[openssl-users] Generating large DH parameters

jack seth bird_112 at hotmail.com
Wed Jan 14 14:23:13 UTC 2015

Thanks for the explanation.  So I guess I just got lucky with the first one. :)   Do you have any kind of estimate of how long it will take to generate?

> Date: Wed, 14 Jan 2015 13:27:55 +0000
> From: matt at openssl.org
> To: openssl-users at openssl.org
> Subject: Re: [openssl-users] Generating large DH parameters
> On 14/01/15 12:35, jack seth wrote:
> > I am trying to generate a 16384 bit DH file for testing purposes.   Is
> > it necessary to have a '.rnd' in existence before trying to generate
> > this file?  I generated one which took 4 days to do but the computer had
> > a .rnd file.  I am currently trying to generate another on a system
> > WITHOUT the .rnd file and it has been going 3 WEEKS so far.  Did I just
> > get lucky with the first DH file and it really can take this long (or
> > longer) to make this file or does openssl really need the .rnd file to
> > do this?
> The purpose of the .rnd file is to seed the random number generator with
> entropy before you start.
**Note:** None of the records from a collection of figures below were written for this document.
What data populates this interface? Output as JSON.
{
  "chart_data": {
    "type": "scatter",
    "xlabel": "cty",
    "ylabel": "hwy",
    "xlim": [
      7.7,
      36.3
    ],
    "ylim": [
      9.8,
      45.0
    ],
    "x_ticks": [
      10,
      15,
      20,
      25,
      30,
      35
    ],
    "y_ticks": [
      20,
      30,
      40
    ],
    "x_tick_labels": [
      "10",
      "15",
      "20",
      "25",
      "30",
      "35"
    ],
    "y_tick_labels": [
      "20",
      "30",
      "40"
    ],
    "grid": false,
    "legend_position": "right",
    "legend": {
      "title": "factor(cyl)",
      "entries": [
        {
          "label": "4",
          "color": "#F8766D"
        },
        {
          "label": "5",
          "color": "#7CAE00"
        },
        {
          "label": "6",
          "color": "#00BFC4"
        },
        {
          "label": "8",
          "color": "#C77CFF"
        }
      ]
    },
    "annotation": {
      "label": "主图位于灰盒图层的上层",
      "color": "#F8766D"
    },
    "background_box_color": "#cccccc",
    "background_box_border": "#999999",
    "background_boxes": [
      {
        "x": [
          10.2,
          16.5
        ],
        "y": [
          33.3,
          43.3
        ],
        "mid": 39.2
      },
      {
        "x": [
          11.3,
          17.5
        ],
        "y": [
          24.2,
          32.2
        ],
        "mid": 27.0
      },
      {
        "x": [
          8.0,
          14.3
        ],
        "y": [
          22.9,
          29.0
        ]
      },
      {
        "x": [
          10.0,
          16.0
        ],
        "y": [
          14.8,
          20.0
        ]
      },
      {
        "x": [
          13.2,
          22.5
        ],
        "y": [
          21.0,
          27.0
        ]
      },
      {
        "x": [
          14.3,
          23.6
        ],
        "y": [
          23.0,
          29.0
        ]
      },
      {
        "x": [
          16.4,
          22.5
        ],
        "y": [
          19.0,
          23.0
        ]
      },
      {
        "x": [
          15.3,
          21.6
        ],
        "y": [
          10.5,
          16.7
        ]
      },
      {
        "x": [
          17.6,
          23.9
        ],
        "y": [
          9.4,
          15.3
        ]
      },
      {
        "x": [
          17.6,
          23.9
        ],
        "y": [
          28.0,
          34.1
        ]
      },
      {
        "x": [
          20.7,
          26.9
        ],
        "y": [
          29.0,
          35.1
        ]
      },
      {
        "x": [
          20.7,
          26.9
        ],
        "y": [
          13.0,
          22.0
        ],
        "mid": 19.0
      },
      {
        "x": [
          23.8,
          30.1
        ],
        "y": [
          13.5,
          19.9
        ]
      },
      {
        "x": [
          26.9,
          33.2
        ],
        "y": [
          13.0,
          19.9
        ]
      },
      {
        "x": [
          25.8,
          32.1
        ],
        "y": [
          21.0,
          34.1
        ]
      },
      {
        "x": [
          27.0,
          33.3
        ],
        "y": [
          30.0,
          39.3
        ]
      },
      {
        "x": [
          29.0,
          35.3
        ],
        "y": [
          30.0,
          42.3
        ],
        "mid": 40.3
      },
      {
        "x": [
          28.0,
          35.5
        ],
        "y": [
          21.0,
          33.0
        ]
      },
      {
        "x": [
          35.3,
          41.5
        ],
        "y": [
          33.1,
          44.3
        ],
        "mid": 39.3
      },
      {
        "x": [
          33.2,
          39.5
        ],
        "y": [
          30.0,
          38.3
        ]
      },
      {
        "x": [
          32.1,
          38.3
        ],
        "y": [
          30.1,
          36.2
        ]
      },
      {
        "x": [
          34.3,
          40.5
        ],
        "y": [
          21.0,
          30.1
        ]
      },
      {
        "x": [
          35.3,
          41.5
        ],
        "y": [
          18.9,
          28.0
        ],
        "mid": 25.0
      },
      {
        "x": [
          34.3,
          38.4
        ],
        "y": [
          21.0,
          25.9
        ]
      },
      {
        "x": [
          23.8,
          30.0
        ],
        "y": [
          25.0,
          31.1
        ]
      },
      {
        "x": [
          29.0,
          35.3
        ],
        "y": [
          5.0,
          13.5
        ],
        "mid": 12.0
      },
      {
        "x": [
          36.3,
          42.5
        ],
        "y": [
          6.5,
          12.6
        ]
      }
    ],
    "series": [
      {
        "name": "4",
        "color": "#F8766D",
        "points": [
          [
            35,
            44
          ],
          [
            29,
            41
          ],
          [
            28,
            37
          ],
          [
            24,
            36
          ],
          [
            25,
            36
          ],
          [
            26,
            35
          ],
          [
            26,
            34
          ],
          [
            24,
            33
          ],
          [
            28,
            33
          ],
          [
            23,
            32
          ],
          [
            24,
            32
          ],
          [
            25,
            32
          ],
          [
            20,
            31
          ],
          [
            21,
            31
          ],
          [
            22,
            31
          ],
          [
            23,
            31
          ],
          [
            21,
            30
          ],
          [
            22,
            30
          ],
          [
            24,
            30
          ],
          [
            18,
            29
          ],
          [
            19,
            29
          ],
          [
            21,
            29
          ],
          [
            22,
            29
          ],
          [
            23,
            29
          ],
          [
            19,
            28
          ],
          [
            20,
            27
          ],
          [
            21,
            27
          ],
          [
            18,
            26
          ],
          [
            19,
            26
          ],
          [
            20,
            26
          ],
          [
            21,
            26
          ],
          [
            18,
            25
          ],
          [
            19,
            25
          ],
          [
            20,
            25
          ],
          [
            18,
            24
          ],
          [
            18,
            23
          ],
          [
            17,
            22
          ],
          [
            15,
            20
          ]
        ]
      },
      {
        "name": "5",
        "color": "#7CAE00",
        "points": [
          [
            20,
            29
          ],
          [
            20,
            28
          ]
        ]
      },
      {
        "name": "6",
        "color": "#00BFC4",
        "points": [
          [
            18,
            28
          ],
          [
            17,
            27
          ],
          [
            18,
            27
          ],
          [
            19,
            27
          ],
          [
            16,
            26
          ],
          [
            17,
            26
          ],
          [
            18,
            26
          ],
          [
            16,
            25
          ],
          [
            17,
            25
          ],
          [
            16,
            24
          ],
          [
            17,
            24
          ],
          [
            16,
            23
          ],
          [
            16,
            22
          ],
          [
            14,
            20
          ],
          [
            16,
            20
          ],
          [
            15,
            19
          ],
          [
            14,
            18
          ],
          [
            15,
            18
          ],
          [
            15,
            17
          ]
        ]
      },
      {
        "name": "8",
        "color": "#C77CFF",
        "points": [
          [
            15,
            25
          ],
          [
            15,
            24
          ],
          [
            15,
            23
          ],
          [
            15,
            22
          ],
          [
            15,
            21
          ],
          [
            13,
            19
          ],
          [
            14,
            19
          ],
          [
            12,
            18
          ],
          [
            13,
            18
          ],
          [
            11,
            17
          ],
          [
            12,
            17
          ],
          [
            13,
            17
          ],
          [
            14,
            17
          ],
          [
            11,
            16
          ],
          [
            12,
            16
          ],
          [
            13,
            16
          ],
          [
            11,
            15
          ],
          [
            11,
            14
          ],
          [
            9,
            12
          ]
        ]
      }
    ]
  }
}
The built-in OpenSSL PRNG will attempt to seed
> itself from various different sources dependent on the platform that you
> are on, e.g. if you have a "/dev/urandom" then it will try to use it.
> Some platforms may have very restricted access to entropy sources, and
> on those platforms a .rnd file might be particularly useful. Assuming
> you are using a relatively modern desktop machine this is unlikely to be
> a problem for you.
> If the PRNG has not been seeded with sufficient entropy then it will
> fail with the "PRNG not seeded" error:
> https://www.openssl.org/support/faq.html#USER1
> The fact that you have not seen that error means that the PRNG believes
> it has been sufficiently seeded. The method that was used to seed the
> PRNG will not have a subsequent impact on its performance.
> In other words, the presence or otherwise of the .rnd file will not
> impact the performance once seeding is complete.
> The reason it is taking so long is that 16384 bits is GIGANTIC!